I cancelled my own 18th birthday party so I can beat Mike Tyson’s record and become youngest ever heavyweight champ
The wonderboy cancelled his own 18th birthday on Thursday to get a headstart on topping the Baddest Man on the Planet and becoming history’s youngest heavyweight world champion.
The prodigious heavyweight - a three-time European and now World youth champion - chose instead to train alongside light-heavyweight brother Karol, 22.
So SunSport and Francis Warren of Champion Sports Management, who guide the pair, visited with balloons and bunting.
The giant southpaw groaned as he entered trainer Dan Woledge’s Ropes and Glory Chatham gym to the fanfare, where he wants to be far more focused on breaking Mike Tyson’s record of 20 years, four months and 22 days.
But he warmed up when that milestone was mentioned, he told us: “Me and my brother have talked about me breaking that record and just looking at the dates and the maths, it is very doable.
“Karol told me ‘if anyone can do it then you can’ and I believe I can do it.
“The current world champions now are in their thirties and the ones that are coming up, supposedly to replace them, I reckon I can do all of them.”
Tyson Fury, 34, holds the WBC crown and is expected to share an undisputed decider with WBA, IBF and WBO king Oleksandr Usyk, who turns 36 on January 17 in the spring.
Mandatory challengers, former champions and established contenders like Joe Joyce, Daniel Dubois, Filip Hrgovic, Anthony Joshua, Deontay Wilder and Andy Ruiz will then fight for the titles.
So Itauma, raised in Kent by his Slovakian mum and Nigerian dad, knows exactly the time frame he has to shatter one of Tyson’s most incredible feats.
Already showing plenty of boxing maturity, he said: “It’s not easy to get a world title shot, I can only get in there and fight, so I will not get angry at the things I cannot control.
“20th May, 2025 is the day to do it by and it sounds miles away but it will come around quickly.
“Physically I am still a boy compared to the lot ahead of me so I am working on growing into being a man.
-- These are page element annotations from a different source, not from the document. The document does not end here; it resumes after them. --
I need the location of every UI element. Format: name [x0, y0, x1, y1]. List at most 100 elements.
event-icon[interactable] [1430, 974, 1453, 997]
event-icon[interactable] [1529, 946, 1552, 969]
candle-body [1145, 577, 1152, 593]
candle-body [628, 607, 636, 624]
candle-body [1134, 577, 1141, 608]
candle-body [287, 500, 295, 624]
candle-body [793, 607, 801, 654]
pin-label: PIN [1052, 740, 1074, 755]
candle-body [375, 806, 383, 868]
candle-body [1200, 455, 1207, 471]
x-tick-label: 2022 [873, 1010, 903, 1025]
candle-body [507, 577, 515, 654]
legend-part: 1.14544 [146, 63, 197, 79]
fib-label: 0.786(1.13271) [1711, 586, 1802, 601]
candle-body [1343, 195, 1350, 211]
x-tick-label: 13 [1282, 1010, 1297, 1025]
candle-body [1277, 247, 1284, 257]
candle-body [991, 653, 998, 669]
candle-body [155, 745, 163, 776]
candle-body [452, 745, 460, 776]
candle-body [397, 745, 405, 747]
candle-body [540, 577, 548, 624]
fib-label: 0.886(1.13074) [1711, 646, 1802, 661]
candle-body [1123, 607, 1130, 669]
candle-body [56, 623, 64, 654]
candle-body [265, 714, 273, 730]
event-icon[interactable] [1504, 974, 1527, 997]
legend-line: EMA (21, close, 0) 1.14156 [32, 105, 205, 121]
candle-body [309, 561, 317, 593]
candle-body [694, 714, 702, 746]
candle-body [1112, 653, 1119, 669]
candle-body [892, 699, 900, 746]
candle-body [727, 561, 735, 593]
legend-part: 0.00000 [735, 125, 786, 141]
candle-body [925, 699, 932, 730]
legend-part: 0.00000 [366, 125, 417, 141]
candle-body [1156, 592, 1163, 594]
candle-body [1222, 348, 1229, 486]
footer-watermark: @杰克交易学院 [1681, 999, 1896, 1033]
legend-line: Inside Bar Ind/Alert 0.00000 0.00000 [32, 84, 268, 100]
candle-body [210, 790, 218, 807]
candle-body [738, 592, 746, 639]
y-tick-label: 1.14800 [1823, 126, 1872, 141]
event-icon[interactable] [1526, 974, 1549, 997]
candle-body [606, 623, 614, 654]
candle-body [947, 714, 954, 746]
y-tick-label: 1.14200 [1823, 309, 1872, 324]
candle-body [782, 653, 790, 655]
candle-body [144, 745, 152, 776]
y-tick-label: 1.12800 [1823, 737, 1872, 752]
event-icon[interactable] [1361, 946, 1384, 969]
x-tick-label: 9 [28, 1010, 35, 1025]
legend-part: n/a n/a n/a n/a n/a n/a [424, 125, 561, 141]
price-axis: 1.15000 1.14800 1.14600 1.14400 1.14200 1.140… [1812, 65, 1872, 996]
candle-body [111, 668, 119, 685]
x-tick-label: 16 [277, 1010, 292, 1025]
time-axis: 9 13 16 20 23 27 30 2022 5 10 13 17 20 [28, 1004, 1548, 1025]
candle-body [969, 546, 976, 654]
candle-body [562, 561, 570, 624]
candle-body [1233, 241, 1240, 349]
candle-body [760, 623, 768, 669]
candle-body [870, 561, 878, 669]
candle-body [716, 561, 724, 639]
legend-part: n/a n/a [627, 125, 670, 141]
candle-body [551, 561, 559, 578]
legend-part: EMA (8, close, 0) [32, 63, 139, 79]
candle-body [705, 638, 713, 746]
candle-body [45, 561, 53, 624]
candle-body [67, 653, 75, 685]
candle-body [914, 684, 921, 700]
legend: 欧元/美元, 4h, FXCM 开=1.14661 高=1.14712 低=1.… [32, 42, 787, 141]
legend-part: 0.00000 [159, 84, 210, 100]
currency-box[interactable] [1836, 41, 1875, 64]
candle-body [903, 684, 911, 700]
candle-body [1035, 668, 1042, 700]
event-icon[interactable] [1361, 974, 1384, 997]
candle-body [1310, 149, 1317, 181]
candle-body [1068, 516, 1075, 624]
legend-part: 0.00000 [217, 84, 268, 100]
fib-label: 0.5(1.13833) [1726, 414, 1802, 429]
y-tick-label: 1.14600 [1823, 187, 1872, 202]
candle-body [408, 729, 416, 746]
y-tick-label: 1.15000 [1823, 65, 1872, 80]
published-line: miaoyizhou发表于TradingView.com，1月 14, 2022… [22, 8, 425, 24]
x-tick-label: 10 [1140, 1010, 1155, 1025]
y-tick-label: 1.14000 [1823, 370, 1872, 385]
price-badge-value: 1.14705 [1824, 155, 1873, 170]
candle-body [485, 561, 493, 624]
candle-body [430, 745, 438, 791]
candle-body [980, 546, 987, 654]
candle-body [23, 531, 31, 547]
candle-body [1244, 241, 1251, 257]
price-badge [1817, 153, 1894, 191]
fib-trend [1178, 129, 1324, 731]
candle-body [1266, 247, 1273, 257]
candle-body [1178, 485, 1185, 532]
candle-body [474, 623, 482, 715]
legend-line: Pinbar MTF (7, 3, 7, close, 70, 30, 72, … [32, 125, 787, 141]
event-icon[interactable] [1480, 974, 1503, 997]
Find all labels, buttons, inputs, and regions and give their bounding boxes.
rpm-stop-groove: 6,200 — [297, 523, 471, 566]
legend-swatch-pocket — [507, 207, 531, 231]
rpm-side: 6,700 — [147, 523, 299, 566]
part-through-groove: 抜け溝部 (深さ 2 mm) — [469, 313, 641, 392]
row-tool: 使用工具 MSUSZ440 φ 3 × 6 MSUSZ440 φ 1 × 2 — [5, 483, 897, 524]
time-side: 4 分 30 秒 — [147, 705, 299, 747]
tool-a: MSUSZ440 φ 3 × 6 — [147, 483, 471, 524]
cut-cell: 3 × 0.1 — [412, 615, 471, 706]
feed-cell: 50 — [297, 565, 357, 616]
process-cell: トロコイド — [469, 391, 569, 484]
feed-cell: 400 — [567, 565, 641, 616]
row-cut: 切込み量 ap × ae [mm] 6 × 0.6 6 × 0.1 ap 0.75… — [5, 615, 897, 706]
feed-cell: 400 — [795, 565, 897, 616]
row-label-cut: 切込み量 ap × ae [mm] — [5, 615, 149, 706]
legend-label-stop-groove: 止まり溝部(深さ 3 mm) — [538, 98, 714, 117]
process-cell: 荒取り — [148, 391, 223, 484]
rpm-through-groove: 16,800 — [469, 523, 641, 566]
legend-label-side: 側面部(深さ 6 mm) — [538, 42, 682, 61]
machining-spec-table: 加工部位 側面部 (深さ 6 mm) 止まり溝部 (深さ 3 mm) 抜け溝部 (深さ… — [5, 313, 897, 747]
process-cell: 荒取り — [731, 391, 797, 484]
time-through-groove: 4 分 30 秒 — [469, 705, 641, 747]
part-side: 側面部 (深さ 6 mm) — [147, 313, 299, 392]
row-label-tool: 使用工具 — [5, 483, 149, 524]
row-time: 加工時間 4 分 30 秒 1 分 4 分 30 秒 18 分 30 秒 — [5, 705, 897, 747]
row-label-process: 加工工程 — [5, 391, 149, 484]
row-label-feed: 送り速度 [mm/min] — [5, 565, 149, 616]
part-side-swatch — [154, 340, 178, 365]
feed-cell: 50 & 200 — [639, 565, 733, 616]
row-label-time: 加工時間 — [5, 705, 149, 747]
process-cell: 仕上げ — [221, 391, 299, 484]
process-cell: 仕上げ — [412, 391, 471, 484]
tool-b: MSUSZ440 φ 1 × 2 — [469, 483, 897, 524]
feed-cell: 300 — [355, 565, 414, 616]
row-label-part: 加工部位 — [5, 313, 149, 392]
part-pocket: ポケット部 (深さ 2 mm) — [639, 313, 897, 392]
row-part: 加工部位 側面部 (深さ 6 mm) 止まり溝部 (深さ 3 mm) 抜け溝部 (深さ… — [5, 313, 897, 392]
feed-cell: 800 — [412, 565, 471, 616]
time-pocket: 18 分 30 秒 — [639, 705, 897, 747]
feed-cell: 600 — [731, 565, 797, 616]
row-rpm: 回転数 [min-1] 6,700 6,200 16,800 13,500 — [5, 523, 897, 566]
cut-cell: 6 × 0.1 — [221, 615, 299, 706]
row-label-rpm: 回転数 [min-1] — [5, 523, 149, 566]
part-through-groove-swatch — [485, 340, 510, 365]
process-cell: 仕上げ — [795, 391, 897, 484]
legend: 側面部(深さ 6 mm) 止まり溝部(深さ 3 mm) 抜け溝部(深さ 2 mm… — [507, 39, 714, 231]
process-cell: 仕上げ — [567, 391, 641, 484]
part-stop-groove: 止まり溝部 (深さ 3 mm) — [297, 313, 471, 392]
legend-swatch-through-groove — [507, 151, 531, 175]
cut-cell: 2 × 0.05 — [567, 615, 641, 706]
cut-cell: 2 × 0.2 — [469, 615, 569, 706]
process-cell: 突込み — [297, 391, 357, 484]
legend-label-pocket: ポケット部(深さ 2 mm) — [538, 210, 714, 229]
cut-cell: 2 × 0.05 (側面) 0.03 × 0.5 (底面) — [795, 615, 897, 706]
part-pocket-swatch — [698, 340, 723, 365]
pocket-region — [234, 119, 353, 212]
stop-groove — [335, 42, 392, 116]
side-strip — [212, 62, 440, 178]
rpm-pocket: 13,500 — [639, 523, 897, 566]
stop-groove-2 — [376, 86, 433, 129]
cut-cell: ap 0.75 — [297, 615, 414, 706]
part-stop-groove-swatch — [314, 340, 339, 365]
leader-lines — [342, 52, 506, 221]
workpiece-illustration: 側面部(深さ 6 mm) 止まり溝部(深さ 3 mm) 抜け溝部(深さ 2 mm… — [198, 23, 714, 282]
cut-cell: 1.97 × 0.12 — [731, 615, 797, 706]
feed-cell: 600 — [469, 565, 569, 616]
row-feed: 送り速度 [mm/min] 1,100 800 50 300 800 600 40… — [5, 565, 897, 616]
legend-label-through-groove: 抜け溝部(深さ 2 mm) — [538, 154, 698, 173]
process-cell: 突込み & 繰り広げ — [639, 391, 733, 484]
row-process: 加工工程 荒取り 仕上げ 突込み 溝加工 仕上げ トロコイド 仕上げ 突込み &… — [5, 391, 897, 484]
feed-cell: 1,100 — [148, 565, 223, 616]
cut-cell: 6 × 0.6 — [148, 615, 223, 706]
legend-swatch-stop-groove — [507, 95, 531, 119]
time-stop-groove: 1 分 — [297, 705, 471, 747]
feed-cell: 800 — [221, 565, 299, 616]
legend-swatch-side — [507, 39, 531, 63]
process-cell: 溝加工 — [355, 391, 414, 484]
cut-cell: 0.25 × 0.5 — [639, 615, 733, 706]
I think I will be alright.”
A cruel childhood and the genius of trainer Cus D’Amato turned Mike Tyson from bullied Brooklyn pigeon fancier to undisputed icon and multi-millionaire before he could ever understand it.
Moses is carved out of a different sized stone but has also sacrificed his childhood to become a boxing behemoth.
“I never really celebrated a birthday since I was about 15,” he said with a baritone voice Barry White would have been proud of.
“I was a very big kid, by 14 I was probably about 6ft 4in tall and 17st. I have always felt like an adult since then.
“I haven’t grown too much physically but now I feel like I am maturing, mentality, into being a man.”
Despite his freakish frame, Moses hated bullying and was often the last line of defence at school.
“I was the justice system,” he said. “There were times when I had to bully the bullies because I hated seeing that stuff. I never liked seeing anyone being picked on.”
Big brother Karol led his sibling into their childhood St Mary’s ABC gym when he was 14 and Moses was nine.
At 9-0 in the pro ranks and a veteran of heavyweight undercards featuring the likes of Dubois and Joyce, he might be concerned about his not-so-little bro.
“I haven’t had to protect him since he was about 13,” he laughed.
“There’s no trepidation from me, even as his big brother.
“If anyone is going to beat Mike Tyson’s record it is going to be my brother.
“I know how he ticks inside and at times it is crazy to be a part of it and to witness it unfold.